NLP: Can't even fit training data

(JDV) #1

Hey guys, I’m tackling an NLP task and I’m having problems improving my model. It’s a text classification task and I’m of course using ULMFiT techniques to train my model. Thing is, I can’t even fit training data properly, let alone have a good enough model for my task. What do you guys reckon I should be doing?

I’ve tried using both LSTMs and QRNNs with no sucess without sucess.

I’ve considered the fact that I might be using a learning rate that’s too small but this is the graph I’m getting with lr_finder and I’ve tried everything from 1e-7 to 1e-2. Anything past that just gets the model to diverge (or should I try it out for a few epochs?)


My model plateaus at a loss of 0.65, not that below of what the lr_finder function achieved which is pretty worrying.
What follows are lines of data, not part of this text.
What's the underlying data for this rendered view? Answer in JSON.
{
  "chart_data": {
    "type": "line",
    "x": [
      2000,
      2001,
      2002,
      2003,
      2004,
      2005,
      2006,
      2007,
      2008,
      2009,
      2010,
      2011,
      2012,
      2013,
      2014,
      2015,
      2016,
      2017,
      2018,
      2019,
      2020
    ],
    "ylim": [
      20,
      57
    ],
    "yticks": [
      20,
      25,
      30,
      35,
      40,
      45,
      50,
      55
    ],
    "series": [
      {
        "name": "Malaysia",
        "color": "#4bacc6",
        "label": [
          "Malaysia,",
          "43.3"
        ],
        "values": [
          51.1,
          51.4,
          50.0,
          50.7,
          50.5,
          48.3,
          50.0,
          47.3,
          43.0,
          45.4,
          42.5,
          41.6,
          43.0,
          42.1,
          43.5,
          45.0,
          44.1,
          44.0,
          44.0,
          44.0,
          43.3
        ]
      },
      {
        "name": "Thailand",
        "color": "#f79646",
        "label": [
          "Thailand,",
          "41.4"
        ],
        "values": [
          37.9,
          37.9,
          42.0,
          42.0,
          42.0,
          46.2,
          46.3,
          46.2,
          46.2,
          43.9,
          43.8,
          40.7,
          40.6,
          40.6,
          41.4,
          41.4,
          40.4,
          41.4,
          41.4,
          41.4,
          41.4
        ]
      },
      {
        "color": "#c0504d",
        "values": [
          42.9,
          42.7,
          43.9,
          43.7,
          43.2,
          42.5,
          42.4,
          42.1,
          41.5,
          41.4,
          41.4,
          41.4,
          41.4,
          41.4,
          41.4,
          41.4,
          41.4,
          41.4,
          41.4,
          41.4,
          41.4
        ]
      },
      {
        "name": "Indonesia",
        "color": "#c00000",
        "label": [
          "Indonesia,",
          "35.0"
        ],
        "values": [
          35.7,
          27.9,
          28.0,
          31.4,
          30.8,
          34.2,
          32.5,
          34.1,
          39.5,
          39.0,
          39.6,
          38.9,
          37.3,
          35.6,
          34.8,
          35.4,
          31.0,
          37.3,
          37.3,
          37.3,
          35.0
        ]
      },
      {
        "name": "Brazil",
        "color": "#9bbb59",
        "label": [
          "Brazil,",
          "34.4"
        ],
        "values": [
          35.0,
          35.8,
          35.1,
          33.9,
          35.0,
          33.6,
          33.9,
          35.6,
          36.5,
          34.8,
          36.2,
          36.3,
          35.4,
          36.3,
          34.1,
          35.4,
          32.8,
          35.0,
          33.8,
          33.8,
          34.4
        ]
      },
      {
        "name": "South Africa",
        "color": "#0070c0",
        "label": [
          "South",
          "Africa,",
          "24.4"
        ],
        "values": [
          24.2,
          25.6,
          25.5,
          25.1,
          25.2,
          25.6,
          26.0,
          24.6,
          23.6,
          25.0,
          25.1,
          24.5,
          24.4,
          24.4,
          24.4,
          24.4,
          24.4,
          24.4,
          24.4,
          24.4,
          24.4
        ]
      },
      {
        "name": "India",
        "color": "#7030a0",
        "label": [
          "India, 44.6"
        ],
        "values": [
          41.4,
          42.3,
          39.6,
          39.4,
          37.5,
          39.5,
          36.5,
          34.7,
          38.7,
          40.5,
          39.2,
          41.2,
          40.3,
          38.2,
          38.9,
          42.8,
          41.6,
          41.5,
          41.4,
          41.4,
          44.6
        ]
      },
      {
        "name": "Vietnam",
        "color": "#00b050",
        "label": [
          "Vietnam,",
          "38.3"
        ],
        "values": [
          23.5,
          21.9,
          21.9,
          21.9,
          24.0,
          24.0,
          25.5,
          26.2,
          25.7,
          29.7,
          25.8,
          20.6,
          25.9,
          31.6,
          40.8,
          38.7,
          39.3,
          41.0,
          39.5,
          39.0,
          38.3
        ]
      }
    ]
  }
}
Using various data cleaning methods the most I’ve achieved is 69% accuracy while other people have achieved ~80% accuracy.

Any pointers or help? Thanks!

(Yoong Kang Lim) #2

Hard to tell without seeing your model or data and the steps taken, but not being able to fit training data sounds like it could be too much regularisation. Have you tried playing around with your dropout and weight decay parameters? Also, is your loss function suitable?

(JDV) #3

It’s a text classification task using tweets as input data. Pretty unclean data, too. I actually finally managed to fit the training data somewhat better last night which was huge. Getting it to overfit just a little bit was a breath of fresh air, that’s how desperate I was.

I also found out I was measuring accuracy wrong. After I corrected that I got a lot closer to SOTA results. Will update the thread as I keep tuning the model and (hopefully) pass current SOTA accuracy.